That's how a man earns respect, a reverence that leads to a weekly sideline scene straight from The Godfather, as teammates line up for visits between each offensive series. Center Justin Boren and right tackle Stephen Schilling, both sophomores, need to chat about handling the Irish pass rush. Mallett wants to apologize for his overexuberant touchdown celebration vs. Penn State. ("Jake said, 'Man, just hand the ball to the ref.' I was like, 'Sorry, Jake, don't hurt me.' ") Long didn't volunteer to be the team's youth counselor, but with as many as eight underclassmen lined up on offense at any given time, that's the gig.

Now, with wins over Northwestern and Eastern Michigan pushing the Wolverines' winning streak to four, the feeling of impending doom in Ann Arbor has been quelled, at least for the moment.
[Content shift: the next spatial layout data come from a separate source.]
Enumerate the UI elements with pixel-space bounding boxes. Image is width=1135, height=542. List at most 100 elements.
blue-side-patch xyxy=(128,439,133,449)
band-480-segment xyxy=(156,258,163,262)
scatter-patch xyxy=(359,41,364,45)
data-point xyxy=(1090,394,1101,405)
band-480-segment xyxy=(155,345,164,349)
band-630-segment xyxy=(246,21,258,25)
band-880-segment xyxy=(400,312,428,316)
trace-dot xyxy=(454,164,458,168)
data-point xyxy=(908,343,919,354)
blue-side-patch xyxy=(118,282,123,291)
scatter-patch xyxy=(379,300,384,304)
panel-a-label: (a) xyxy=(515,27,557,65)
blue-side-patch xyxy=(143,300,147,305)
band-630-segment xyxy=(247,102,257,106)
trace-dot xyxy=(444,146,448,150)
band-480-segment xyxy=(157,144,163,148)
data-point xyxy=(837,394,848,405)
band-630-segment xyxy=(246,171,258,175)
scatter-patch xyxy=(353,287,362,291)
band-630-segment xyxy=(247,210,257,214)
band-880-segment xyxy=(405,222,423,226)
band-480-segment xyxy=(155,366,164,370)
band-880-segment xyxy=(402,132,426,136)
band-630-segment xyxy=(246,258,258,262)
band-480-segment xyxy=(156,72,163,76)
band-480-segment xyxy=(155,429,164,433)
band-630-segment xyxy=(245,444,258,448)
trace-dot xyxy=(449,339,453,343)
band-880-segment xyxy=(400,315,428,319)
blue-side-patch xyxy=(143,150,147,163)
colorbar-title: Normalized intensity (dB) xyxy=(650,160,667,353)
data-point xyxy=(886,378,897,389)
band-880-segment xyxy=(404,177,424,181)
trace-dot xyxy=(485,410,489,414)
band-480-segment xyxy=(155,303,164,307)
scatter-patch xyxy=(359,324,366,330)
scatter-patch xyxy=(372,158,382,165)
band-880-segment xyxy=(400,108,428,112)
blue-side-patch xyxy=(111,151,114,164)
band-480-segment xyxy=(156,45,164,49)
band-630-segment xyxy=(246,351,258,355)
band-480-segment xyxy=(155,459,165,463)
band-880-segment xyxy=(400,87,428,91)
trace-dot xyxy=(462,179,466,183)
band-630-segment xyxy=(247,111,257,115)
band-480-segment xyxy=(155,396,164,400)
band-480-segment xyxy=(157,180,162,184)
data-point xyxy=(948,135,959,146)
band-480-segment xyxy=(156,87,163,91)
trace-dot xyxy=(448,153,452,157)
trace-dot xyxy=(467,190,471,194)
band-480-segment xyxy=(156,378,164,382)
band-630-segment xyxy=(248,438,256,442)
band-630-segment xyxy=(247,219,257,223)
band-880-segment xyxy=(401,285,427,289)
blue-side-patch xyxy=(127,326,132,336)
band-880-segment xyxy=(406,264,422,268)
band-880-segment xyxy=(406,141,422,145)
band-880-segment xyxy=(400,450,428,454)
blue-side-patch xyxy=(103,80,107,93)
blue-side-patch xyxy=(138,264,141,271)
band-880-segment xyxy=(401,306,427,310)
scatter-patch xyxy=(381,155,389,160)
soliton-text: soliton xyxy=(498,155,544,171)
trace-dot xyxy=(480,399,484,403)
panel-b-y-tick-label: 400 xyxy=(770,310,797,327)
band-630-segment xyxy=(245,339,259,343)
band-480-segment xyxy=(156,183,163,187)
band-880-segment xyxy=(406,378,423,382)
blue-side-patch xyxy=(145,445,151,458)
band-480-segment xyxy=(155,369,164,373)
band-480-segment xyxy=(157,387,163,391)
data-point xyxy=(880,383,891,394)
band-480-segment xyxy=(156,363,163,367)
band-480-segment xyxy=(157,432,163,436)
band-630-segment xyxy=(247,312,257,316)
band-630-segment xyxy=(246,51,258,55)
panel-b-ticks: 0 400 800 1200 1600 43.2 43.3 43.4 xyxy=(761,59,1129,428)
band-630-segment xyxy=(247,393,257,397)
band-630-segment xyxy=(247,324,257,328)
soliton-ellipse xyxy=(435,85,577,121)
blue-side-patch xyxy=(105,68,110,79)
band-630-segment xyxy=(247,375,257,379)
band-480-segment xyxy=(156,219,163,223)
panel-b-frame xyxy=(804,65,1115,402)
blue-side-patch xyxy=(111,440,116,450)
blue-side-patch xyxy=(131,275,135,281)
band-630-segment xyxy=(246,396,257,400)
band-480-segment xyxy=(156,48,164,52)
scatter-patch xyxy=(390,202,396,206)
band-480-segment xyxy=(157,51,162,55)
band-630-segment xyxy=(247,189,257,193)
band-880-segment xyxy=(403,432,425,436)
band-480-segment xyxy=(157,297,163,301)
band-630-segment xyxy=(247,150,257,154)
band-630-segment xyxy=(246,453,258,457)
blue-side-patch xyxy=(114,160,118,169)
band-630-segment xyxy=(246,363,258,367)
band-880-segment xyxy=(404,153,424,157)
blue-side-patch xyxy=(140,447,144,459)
The talk now is about hammering through a season-ending gauntlet that includes East Lansing,

Madison and a home date with Ohio State; of winning a Big Ten title; of possible redemption in the Rose Bowl. Running the table would mean running off all ghosts, not to mention definitively answering the question Long has been asked most this season: "Why did I come back? Me, Chad, Hart, Crable, I think we all had a chance to go to the NFL. But we decided to come back for our senior year because we have unfinished business. Now is the time to take care of it."

When the Wolverines rolled up to the Big House 90 minutes before their game with Notre Dame, Long was among the first to step off the bus. Lining the walkway to the Michigan locker room were nearly a hundred former Wolverines hoping to will their alma mater back to life by barking shouts of encouragement and brandishing homemade signs. The Teams of the '50s Give Their Support … Go Blue!

The Big Man never even saw them. He just marched right on by, jawbone locked and eyes straight ahead. The alumni weren't offended that he didn't react. They know he simply doesn't have the time. He's got rebuilding to do.